La anestesiología ha de entender los cambios fisiológicos y psicológicos de las personas mayores, así como las enfermedades habituales en este grupo de pacientes, para estar en situación de brindarles un cuidado profesional adecuado y con ello minimizar las complicaciones. Si bien en la actualidad no existen estándares de manejo anestesiológico para los ancianos, es conveniente conocer las ventajas y desventajas que ofrecen las técnicas de anestesia general y regional y así poder establecer un plan de manejo basado en evidencias.
Los cambios en los sistemas respiratorio, cardiovascular, renal, hepático, neuronal y en el balance hidroelectrolítico hacen que la respuesta al estrés quirúrgico y la respuesta a los fármacos y sus interacciones sean diferentes a las conocidas en adultos más jóvenes.

La anestesia regional parece ofrecer algunas ventajas sobre las técnicas generales, como son la menor incidencia de trombosis venosa y tromboembolismo pulmonar, menos complicaciones pulmonares y menor incidencia del síndrome confusional postquirúrgico, así como una estancia hospitalaria más corta.

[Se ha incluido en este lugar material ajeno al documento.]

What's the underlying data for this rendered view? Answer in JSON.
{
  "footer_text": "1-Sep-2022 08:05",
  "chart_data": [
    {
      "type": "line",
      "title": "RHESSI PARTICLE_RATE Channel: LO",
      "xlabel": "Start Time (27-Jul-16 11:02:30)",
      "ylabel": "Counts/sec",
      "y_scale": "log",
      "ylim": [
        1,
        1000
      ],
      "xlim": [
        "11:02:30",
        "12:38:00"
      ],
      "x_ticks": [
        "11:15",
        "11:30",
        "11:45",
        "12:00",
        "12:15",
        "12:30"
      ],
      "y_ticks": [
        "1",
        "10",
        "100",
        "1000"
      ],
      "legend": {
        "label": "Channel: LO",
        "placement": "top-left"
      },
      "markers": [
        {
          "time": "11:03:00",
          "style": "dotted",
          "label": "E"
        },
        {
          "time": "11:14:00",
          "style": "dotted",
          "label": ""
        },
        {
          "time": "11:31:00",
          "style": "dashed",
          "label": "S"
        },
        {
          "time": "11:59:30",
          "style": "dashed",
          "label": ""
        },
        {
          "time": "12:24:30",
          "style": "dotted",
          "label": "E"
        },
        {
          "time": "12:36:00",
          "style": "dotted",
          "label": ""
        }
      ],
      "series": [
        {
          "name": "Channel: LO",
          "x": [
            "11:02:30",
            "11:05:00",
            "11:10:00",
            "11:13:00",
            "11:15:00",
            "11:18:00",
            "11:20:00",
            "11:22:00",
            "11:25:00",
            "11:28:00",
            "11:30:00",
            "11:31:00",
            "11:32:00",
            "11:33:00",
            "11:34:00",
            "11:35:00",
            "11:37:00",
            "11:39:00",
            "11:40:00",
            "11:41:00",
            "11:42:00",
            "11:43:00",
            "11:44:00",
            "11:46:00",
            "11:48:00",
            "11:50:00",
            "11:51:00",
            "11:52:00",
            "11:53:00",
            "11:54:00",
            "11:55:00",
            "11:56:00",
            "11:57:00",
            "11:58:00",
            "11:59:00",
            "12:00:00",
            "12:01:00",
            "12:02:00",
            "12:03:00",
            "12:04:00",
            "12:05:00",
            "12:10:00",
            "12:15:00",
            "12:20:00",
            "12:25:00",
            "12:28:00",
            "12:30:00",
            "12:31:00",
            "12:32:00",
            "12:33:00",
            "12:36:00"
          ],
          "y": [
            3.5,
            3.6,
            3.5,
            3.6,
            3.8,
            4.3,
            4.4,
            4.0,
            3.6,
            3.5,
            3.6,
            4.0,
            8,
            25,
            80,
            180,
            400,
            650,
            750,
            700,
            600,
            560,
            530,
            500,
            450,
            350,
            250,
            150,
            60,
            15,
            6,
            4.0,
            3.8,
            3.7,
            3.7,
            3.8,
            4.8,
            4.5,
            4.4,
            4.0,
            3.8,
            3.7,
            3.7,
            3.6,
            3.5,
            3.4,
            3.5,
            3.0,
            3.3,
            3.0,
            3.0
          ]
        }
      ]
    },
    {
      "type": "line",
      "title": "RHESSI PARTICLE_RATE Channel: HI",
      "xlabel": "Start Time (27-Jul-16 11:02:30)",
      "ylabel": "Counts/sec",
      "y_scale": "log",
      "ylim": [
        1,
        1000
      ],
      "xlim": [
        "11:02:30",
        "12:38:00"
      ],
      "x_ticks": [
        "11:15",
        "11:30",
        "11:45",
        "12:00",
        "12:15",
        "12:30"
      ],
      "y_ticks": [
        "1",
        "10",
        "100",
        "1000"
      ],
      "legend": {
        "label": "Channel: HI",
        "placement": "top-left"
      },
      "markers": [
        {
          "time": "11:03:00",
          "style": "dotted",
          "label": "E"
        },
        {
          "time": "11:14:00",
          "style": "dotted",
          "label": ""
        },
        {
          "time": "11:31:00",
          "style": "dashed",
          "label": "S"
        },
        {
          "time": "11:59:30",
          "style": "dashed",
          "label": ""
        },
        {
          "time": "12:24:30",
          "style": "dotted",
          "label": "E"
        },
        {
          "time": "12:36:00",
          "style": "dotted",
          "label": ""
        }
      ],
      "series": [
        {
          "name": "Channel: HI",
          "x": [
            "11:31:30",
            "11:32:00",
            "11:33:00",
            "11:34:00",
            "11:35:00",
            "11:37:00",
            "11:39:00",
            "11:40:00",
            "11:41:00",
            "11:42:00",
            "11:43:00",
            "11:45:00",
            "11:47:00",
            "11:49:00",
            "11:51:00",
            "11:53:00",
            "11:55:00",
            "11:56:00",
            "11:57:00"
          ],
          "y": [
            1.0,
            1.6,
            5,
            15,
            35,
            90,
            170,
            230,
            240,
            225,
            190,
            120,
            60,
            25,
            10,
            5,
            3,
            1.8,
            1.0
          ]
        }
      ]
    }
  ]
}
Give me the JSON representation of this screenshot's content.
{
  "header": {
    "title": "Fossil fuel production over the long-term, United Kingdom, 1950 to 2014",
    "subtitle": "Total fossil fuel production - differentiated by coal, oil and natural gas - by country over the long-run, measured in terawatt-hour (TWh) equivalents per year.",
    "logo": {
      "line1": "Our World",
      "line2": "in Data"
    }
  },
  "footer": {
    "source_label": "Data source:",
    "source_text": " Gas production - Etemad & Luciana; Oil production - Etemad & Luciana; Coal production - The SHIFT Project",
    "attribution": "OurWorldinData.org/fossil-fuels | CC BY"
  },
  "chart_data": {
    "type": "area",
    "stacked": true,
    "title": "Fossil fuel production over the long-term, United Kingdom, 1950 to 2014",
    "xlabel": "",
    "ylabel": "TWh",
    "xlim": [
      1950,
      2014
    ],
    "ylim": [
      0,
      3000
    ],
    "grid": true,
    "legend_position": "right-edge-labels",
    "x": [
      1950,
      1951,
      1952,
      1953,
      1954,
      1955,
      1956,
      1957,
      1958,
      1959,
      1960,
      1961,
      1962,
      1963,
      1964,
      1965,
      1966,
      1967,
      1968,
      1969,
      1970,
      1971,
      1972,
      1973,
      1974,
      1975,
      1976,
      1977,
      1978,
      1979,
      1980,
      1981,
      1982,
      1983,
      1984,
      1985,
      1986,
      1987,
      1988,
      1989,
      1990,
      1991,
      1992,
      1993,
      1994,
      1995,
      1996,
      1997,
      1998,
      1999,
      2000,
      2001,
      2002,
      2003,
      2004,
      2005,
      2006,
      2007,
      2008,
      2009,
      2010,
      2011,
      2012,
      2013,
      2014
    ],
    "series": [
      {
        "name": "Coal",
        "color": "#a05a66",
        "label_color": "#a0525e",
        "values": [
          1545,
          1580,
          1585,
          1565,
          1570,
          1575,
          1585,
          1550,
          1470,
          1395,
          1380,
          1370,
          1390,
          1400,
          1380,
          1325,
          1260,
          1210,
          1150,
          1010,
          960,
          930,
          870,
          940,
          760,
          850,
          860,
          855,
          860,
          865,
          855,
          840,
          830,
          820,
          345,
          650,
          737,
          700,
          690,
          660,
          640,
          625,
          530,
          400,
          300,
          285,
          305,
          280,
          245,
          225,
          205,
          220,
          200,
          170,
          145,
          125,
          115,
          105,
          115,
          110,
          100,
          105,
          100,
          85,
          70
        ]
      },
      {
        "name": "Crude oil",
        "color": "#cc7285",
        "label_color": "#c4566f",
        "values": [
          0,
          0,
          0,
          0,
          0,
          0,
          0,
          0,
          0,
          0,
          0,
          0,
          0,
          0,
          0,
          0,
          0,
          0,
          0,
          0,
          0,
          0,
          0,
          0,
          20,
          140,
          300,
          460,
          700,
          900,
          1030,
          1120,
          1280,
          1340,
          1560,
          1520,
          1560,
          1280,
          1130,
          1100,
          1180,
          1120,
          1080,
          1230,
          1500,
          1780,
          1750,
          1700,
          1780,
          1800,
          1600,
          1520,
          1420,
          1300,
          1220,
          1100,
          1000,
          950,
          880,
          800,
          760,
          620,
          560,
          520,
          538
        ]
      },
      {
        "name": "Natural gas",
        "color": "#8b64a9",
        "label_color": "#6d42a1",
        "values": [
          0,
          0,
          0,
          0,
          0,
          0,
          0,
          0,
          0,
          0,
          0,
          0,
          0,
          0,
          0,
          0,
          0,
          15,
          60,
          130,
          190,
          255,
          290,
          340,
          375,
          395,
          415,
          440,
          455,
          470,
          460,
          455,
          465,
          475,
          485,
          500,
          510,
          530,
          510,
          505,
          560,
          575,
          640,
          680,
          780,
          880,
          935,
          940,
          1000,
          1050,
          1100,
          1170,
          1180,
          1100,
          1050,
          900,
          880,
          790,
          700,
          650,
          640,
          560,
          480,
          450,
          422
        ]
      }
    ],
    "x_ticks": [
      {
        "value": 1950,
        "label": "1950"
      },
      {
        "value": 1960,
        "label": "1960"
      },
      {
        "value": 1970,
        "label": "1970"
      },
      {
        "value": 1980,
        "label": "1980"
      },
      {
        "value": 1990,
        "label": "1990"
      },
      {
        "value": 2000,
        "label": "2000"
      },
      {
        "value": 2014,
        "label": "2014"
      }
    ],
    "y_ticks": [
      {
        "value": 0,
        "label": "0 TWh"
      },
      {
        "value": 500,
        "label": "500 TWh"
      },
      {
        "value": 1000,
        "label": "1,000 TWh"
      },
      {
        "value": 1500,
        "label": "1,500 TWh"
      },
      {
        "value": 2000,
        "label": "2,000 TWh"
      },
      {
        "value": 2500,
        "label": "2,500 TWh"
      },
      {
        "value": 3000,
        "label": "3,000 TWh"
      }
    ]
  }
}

Sin embargo, la hipotensión arterial es más frecuente en los bloqueos neuroaxiales debido a los cambios en el sistema nervioso autónomo y a una reducida respuesta vascular periférica.
En los ancianos con enfermedad cardiovascular avanzada que son sometidos a cirugía mayor es más fácil establecer un manejo cardiovascular cuando se utiliza anestesia general. Algunos procedimientos, como la cirugía ocular o las hernias inguinales, se pueden realizar con anestesia local, así como la cirugía de extremidades puede llevarse a cabo con bloqueos periféricos.
El cuidado óptimo posanestésico, así como la analgesia
postoperatoria, son tan importantes como el manejo
anestesiológico del mismo acto quirúrgico.